Puppet now runs cleanly with the new profile applied on agent-qemu-1003 (new) as well as -qemu-1001 (old) and docker-1013 (random current agent). I noticed the following was added in Horizon for the qemu-1003 instance:

labs_lvm::disk: /dev/sdb
labs_lvm::ephemeral: true

Was this for debugging or would this be required in order for the same to work on another new instance created with this profile/role applied?

That is the functional equivalent of applying profile::wmcs::lvm. You can remove that hiera and apply that profile, leave it there, whichever. It was for debugging. Sorry I forgot to remove it.
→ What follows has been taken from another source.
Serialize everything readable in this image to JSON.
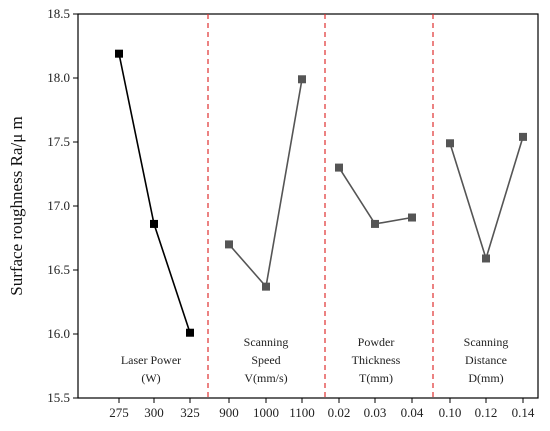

Change 722476 had a related patch set uploaded (by Krinkle; author: Krinkle):

[operations/puppet@production] ci: Apply profile::wmcs::lvm as needed for new integration instances

https://gerrit.wikimedia.org/r/722476

Ah okay, no problem. I've applied it now via the role as well (rather than via Horizon) with https://gerrit.wikimedia.org/r/722476 and confirmed all still runs clearly and the expected /srv/ exists on the new qemu agent, and on the docker agents it also still allocates space the same way as before. Resolved from my POV :)

Change 722476 merged by Giuseppe Lavagetto:

[operations/puppet@production] ci: Apply profile::wmcs::lvm as needed for new integration instances

https://gerrit.wikimedia.org/r/722476

Change 670524 abandoned by Andrew Bogott:

[operations/puppet@production] profile::ci::slave::labs::common: move to cinder-based storage

Reason:

For now we're just using the old lvm-based roles with a shim to let the lvm classes use cinder/ephemeral volumes instead.

https://gerrit.wikimedia.org/r/670524

Krinkle assigned this task to Bstorm.